If you’ve read my blogs before, you know that in my adult years, I struggle with anxiety. It is one of the things that I’ve tried to combat, but still live with each day. I talked to a counselor who suggested the book, “The Power of Vulnerability”, by Brene Brown. After purchasing on AudioBooks, I’ve listened to it through, three times. Brene goes into depth about setting boundaries and choosing just a few minutes of discomfort over a lifetime of resentment.

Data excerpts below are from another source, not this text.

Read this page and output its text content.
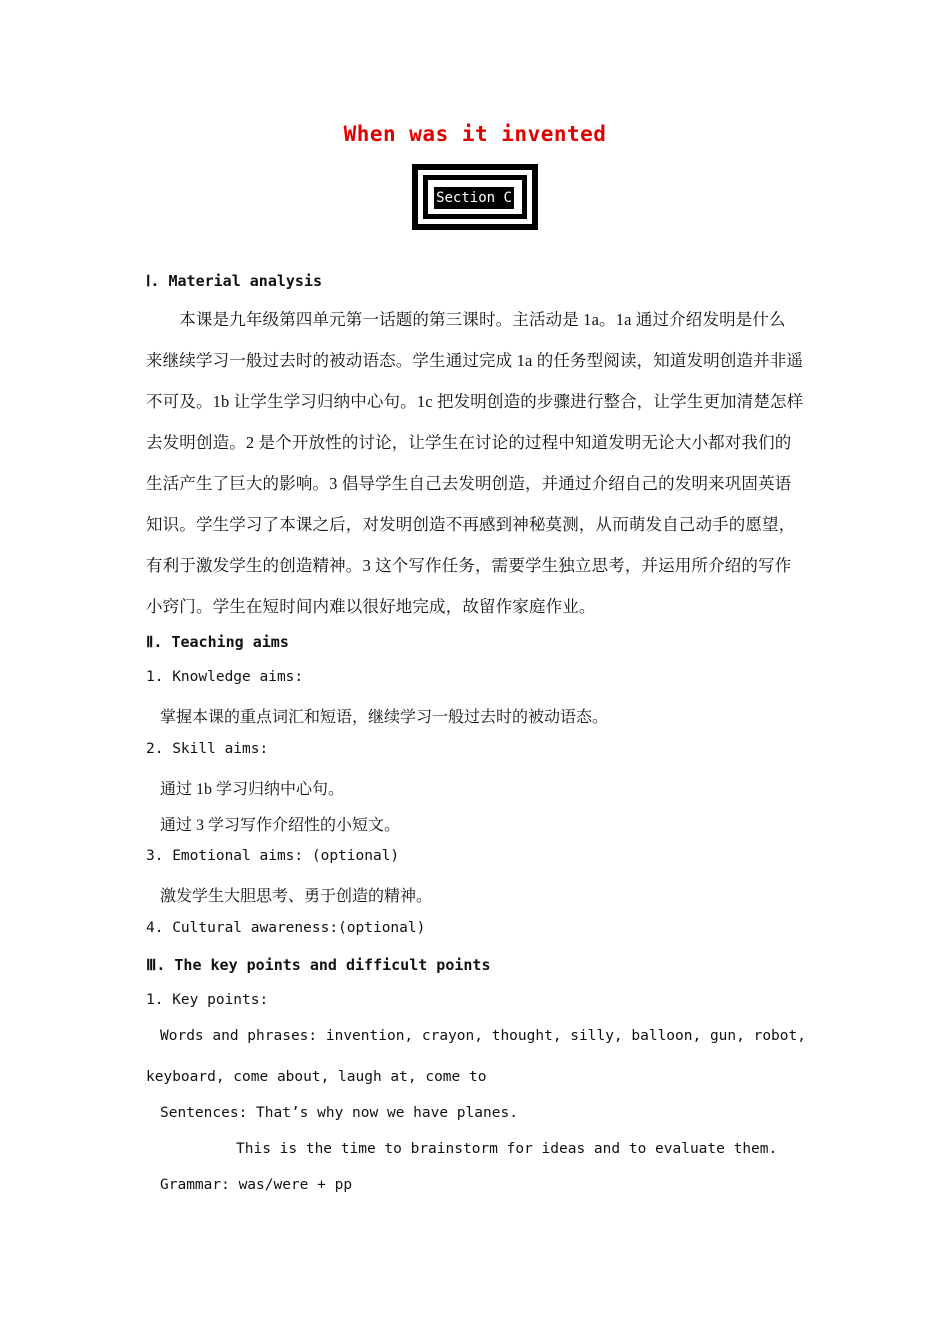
When was it invented
Section C
Ⅰ. Material analysis
　　本课是九年级第四单元第一话题的第三课时。主活动是 1a。1a 通过介绍发明是什么
来继续学习一般过去时的被动语态。学生通过完成 1a 的任务型阅读，知道发明创造并非遥
不可及。1b 让学生学习归纳中心句。1c 把发明创造的步骤进行整合，让学生更加清楚怎样
去发明创造。2 是个开放性的讨论，让学生在讨论的过程中知道发明无论大小都对我们的
生活产生了巨大的影响。3 倡导学生自己去发明创造，并通过介绍自己的发明来巩固英语
知识。学生学习了本课之后，对发明创造不再感到神秘莫测，从而萌发自己动手的愿望，
有利于激发学生的创造精神。3 这个写作任务，需要学生独立思考，并运用所介绍的写作
小窍门。学生在短时间内难以很好地完成，故留作家庭作业。
Ⅱ. Teaching aims
1. Knowledge aims:
掌握本课的重点词汇和短语，继续学习一般过去时的被动语态。
2. Skill aims:
通过 1b 学习归纳中心句。
通过 3 学习写作介绍性的小短文。
3. Emotional aims: (optional)
激发学生大胆思考、勇于创造的精神。
4. Cultural awareness:(optional)
Ⅲ. The key points and difficult points
1. Key points:
Words and phrases: invention, crayon, thought, silly, balloon, gun, robot,
keyboard, come about, laugh at, come to
Sentences: That’s why now we have planes.
This is the time to brainstorm for ideas and to evaluate them.
Grammar: was/were + pp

For example: A friend asks you to a last minute dinner party. When speaking to the friend, you ask if there is anything you can bring, to which they respond, homemade mashed potatoes, enough to feed 15 people. You think: I have two days before the dinner party and the night prior to the dinner party I have a much needed night out with some gal pals. I’ve been looking forward to this night out with the girls for nearly a month. You know in your right mind, there is no way you’re going to be able to go to dinner with friends, work the next day, come home and peel 10+ pounds of potatoes for everyone before the party. So you speak up: “I’ve got a full plate, is there anything else I can bring, because I don’t have much time to prepare?”
Boom. Problem solved. Yes, you may feel awkward because you turned the host down about a huge helping of mashed potatoes, but it resulted in a few minutes of discomfort vs. the opposite of you running around like a chicken with its head cut off, trying to accomplish all the things, while muttering under your breath about the audacity of your friend/host asking you to bring homemade mashed potatoes for 15. Hahaha, I’ve been there! I’ve done this time and again and now, I try to catch myself in the act and set those boundaries, because in the long run, it helps me to not feel crazy.

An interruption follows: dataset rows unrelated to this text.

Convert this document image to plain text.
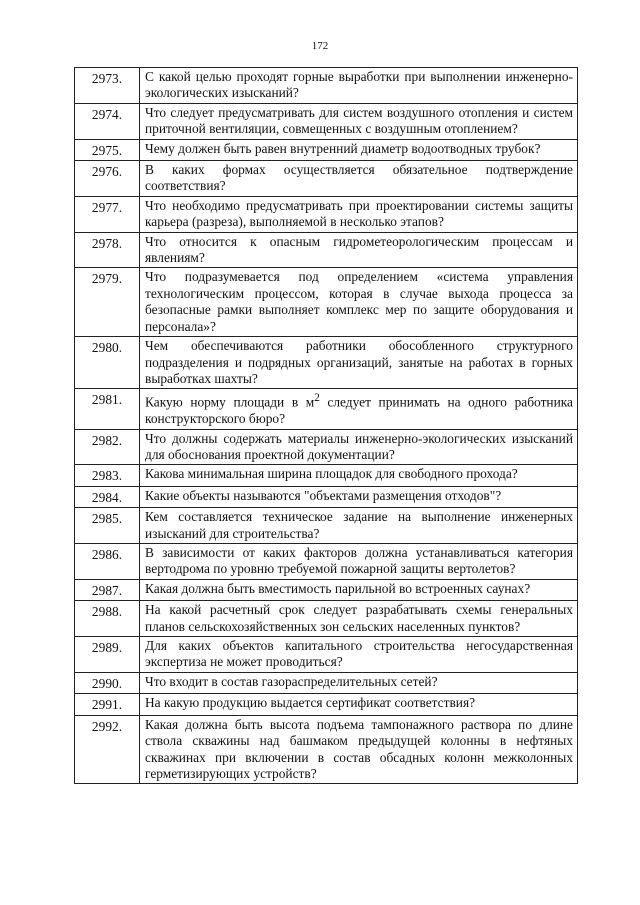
172
2973.	С какой целью проходят горные выработки при выполнении инженерно-экологических изысканий?
2974.	Что следует предусматривать для систем воздушного отопления и систем приточной вентиляции, совмещенных с воздушным отоплением?
2975.	Чему должен быть равен внутренний диаметр водоотводных трубок?
2976.	В каких формах осуществляется обязательное подтверждение соответствия?
2977.	Что необходимо предусматривать при проектировании системы защиты карьера (разреза), выполняемой в несколько этапов?
2978.	Что относится к опасным гидрометеорологическим процессам и явлениям?
2979.	Что подразумевается под определением «система управления технологическим процессом, которая в случае выхода процесса за безопасные рамки выполняет комплекс мер по защите оборудования и персонала»?
2980.	Чем обеспечиваются работники обособленного структурного подразделения и подрядных организаций, занятые на работах в горных выработках шахты?
2981.	Какую норму площади в $м^2$ следует принимать на одного работника конструкторского бюро?
2982.	Что должны содержать материалы инженерно-экологических изысканий для обоснования проектной документации?
2983.	Какова минимальная ширина площадок для свободного прохода?
2984.	Какие объекты называются "объектами размещения отходов"?
2985.	Кем составляется техническое задание на выполнение инженерных изысканий для строительства?
2986.	В зависимости от каких факторов должна устанавливаться категория вертодрома по уровню требуемой пожарной защиты вертолетов?
2987.	Какая должна быть вместимость парильной во встроенных саунах?
2988.	На какой расчетный срок следует разрабатывать схемы генеральных планов сельскохозяйственных зон сельских населенных пунктов?
2989.	Для каких объектов капитального строительства негосударственная экспертиза не может проводиться?
2990.	Что входит в состав газораспределительных сетей?
2991.	На какую продукцию выдается сертификат соответствия?
2992.	Какая должна быть высота подъема тампонажного раствора по длине ствола скважины над башмаком предыдущей колонны в нефтяных скважинах при включении в состав обсадных колонн межколонных герметизирующих устройств?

My second piece of advice is to always give thanks. I need to practice this more than I should because when I do, I feel like a different person. “Thank you for, Lord, for letting me wake up to see another day.” “Thank you for allowing me to breathe and walk and allowing the sun to shine.” “Even though that hurt really bad, thank you for helping me learn how to not treat others.”

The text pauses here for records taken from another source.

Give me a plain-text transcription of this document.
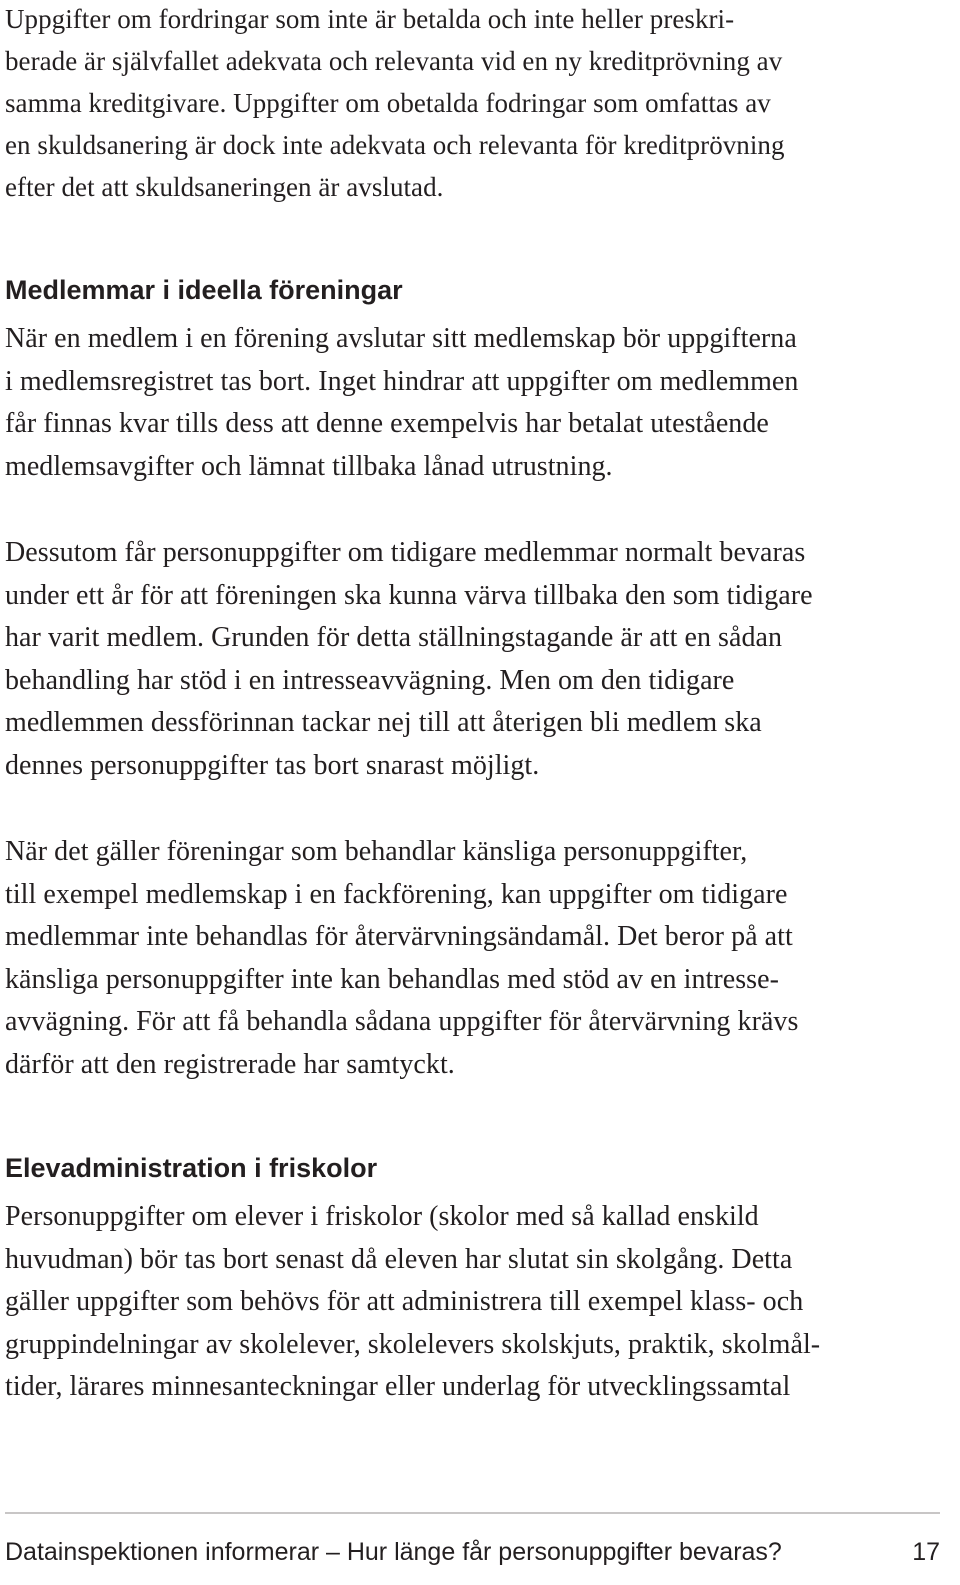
Uppgifter om fordringar som inte är betalda och inte heller preskri-
berade är självfallet adekvata och relevanta vid en ny kreditprövning av
samma kreditgivare. Uppgifter om obetalda fodringar som omfattas av
en skuldsanering är dock inte adekvata och relevanta för kreditprövning
efter det att skuldsaneringen är avslutad.

Medlemmar i ideella föreningar

När en medlem i en förening avslutar sitt medlemskap bör uppgifterna
i medlemsregistret tas bort. Inget hindrar att uppgifter om medlemmen
får finnas kvar tills dess att denne exempelvis har betalat utestående
medlemsavgifter och lämnat tillbaka lånad utrustning.

Dessutom får personuppgifter om tidigare medlemmar normalt bevaras
under ett år för att föreningen ska kunna värva tillbaka den som tidigare
har varit medlem. Grunden för detta ställningstagande är att en sådan
behandling har stöd i en intresseavvägning. Men om den tidigare
medlemmen dessförinnan tackar nej till att återigen bli medlem ska
dennes personuppgifter tas bort snarast möjligt.

När det gäller föreningar som behandlar känsliga personuppgifter,
till exempel medlemskap i en fackförening, kan uppgifter om tidigare
medlemmar inte behandlas för återvärvningsändamål. Det beror på att
känsliga personuppgifter inte kan behandlas med stöd av en intresse-
avvägning. För att få behandla sådana uppgifter för återvärvning krävs
därför att den registrerade har samtyckt.

Elevadministration i friskolor

Personuppgifter om elever i friskolor (skolor med så kallad enskild
huvudman) bör tas bort senast då eleven har slutat sin skolgång. Detta
gäller uppgifter som behövs för att administrera till exempel klass- och
gruppindelningar av skolelever, skolelevers skolskjuts, praktik, skolmål-
tider, lärares minnesanteckningar eller underlag för utvecklingssamtal

Datainspektionen informerar – Hur länge får personuppgifter bevaras?	17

So there you have it, my two best pieces of advice. I try to use them both as a personal mantra and I’ll admit, that sometimes I fail. Sometimes I unwittingly choose resentment over discomfort. Sometimes I wake up and I’m not grateful. I’m grumpy because I didn’t get an answer to prayer, it’s raining, I’ve just gotten bad news, or whatever else can happen. We’re HUMAN, folks. That’s the best part of us. There is no perfect way to live our lives, but if I were to share the two most important advices from me to you, these two would be it. Do you have any pieces of advice you’d share? And, if you get a moment, check out Brene Brown, she’s truly one of the greats!